The real Violet was listening to her collection of tapes—hundreds of hours of people answering the same questions: "How do you see yourself?" and "What do you want?" When I was at home during the day, their voices came through the ceiling from Violet's study. I could rarely hear what they were saying, but I heard mumbles and whispers, laughter, coughs, stammers, and every once in a while the throaty noise of sobs. I also heard the sound of the tape rewinding and understood that Violet was playing the same sentence or phrase over and over again. She had stopped talking to me about her book, and Erica reported that Violet had become a little mysterious about its content with her, too. All Erica knew for certain was that Violet had rethought her project completely. "She doesn't want to talk about it yet," Erica wrote to me. "But I have a feeling the change in the book has something to do with Mark and his lies."

Mark remained under house arrest every weekend until the first week in December. Bill and Violet allowed him to visit me when he was in New York, and he came faithfully every Saturday for a couple of hours. On Sunday he would turn up again for a short talk before he returned to Cranbury. In the beginning, I was wary of Mark and a little severe with him, but as the weeks passed I found it hard to stay angry. When I openly doubted his word, he looked so hurt, I stopped asking whether I could believe him. Every Friday he saw Dr. Monk, an M.D. and psychotherapist, and I felt those weekly talks steadied and sobered him. I also met Mark's girlfriend, Lisa, and the simple fact that Lisa cared about Mark softened me toward him. Although all of Mark's friends were welcome to visit him, Teenie, Giles, and the strange boy called Me never came to Greene Street, and Mark never mentioned them—nor did he wear the locket Giles had given him. Lisa came. Seventeen, pretty and blond, Lisa was an enthusiast. She flapped her hands at the sides of her face when she talked about her vegetarianism, global warming, or a species of tiger that was nearly extinct. When the two of them visited me, I noticed that Lisa would often reach out and touch Mark's arm or take his hand in hers. These gestures reminded me of Violet, and I wondered if Mark had felt their likeness. Lisa was obviously in love with Mark, and when I thought of the injured Teenie, I rejoiced at his improved taste.
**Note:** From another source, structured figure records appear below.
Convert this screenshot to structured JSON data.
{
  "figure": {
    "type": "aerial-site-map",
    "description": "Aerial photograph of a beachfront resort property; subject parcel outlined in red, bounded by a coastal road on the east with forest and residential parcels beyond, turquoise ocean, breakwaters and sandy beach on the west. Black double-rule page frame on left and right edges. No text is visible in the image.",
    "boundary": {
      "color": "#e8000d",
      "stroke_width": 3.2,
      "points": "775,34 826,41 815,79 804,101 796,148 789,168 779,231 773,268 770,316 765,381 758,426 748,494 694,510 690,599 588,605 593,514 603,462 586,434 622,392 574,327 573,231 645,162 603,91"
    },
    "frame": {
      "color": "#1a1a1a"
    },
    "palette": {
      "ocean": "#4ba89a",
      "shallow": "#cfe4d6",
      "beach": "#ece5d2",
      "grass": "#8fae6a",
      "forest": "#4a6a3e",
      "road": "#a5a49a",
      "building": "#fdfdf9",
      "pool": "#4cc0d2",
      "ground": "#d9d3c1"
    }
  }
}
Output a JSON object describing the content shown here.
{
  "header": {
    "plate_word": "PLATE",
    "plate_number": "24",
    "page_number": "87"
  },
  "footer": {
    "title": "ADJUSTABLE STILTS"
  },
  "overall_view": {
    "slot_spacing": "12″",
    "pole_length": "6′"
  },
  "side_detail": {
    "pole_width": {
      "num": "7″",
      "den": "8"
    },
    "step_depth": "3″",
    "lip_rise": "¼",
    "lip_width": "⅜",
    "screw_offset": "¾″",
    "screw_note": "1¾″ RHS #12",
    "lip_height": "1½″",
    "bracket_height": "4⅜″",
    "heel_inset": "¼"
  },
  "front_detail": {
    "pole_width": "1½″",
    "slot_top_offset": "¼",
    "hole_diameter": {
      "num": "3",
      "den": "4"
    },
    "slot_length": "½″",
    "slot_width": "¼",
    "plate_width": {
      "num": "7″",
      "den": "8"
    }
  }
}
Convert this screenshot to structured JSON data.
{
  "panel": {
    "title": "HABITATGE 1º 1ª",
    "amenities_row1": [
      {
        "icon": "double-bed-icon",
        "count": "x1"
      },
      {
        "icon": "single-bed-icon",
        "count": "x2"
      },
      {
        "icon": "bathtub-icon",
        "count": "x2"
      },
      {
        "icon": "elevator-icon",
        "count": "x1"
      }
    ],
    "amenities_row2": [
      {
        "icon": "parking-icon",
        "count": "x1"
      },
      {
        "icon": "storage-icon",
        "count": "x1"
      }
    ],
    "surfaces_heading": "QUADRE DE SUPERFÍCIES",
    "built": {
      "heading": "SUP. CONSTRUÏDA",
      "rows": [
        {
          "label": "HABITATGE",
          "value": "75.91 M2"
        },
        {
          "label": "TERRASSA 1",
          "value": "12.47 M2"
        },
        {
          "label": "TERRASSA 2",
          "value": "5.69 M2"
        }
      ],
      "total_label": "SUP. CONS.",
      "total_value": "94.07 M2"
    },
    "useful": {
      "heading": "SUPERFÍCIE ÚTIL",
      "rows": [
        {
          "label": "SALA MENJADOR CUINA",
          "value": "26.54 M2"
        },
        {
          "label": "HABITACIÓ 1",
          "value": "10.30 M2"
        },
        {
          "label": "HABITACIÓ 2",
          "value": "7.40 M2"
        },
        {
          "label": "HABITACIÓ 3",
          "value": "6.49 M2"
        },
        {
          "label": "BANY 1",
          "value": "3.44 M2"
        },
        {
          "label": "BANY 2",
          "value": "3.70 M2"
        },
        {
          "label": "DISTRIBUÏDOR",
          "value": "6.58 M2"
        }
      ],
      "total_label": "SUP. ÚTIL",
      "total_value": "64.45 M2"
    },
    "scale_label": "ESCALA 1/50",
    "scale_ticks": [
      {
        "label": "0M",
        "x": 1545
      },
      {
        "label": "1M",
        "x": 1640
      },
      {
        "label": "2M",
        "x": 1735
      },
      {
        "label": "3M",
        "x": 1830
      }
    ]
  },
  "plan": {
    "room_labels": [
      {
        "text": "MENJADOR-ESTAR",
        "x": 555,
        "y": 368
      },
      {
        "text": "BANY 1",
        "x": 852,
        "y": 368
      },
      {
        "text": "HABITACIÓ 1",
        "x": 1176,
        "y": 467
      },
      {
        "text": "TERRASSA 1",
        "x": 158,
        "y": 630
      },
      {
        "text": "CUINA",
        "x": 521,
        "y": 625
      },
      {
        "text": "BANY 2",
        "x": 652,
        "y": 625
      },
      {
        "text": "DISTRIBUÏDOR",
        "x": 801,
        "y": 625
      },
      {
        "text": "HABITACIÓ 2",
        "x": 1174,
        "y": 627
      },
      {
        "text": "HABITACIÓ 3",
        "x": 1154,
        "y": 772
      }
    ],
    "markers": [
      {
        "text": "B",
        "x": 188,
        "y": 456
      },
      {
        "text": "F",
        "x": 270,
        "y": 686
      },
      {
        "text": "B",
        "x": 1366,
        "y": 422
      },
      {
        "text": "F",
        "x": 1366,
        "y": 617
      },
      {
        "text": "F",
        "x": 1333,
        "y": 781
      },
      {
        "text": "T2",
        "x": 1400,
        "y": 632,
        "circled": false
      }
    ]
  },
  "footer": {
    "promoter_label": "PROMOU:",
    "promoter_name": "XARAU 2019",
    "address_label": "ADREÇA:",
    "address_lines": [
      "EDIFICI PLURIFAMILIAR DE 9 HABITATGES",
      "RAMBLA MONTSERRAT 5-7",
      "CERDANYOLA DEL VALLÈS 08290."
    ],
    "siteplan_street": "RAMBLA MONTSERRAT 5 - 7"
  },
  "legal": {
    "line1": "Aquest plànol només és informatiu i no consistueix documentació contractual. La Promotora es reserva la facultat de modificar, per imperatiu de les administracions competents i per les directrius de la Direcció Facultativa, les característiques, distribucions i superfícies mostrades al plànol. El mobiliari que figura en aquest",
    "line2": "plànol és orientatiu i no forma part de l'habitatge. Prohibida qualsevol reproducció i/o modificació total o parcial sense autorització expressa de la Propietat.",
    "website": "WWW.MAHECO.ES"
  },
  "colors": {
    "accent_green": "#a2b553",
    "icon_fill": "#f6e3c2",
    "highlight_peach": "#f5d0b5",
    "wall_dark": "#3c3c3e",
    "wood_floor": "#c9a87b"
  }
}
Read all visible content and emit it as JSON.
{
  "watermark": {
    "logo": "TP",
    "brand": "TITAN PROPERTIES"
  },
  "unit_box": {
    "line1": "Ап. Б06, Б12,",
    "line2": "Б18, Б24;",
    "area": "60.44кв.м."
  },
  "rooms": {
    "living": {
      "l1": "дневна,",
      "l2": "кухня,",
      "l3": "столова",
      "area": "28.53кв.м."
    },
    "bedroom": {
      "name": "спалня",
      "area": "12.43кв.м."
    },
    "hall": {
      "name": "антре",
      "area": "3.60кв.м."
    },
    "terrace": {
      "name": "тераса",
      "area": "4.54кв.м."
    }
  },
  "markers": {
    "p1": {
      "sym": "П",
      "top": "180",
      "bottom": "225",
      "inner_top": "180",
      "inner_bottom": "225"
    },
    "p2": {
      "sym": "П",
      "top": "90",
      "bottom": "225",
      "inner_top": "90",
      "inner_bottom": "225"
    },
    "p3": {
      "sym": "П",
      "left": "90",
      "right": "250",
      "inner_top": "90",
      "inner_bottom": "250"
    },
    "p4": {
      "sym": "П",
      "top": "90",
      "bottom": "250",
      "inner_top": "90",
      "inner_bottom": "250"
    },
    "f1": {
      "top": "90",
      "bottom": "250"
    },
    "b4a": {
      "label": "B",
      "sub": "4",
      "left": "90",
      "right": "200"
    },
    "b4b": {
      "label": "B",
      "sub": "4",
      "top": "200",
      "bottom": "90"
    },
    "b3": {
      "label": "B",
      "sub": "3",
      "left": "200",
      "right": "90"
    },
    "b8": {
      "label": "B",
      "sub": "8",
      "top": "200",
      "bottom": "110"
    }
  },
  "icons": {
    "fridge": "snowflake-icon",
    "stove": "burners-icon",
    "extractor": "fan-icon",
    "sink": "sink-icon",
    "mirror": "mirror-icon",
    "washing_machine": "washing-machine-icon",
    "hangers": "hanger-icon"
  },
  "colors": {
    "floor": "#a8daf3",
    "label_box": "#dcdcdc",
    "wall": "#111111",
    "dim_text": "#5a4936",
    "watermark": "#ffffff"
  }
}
Lisa's "life goal," as she called it, was to become a teacher for autistic children. "My younger brother's autistic," she said, "and Charlie's been doing much better since he started this music-therapy program. The music kind of unblocks him."

"She's very moral," Mark said to me on the Saturday in December that marked the last day of his punishment. "When she was fourteen, she got involved with drugs for a while, but then she went into a program and has been clean ever since. She doesn't even have a beer. She doesn't believe in it."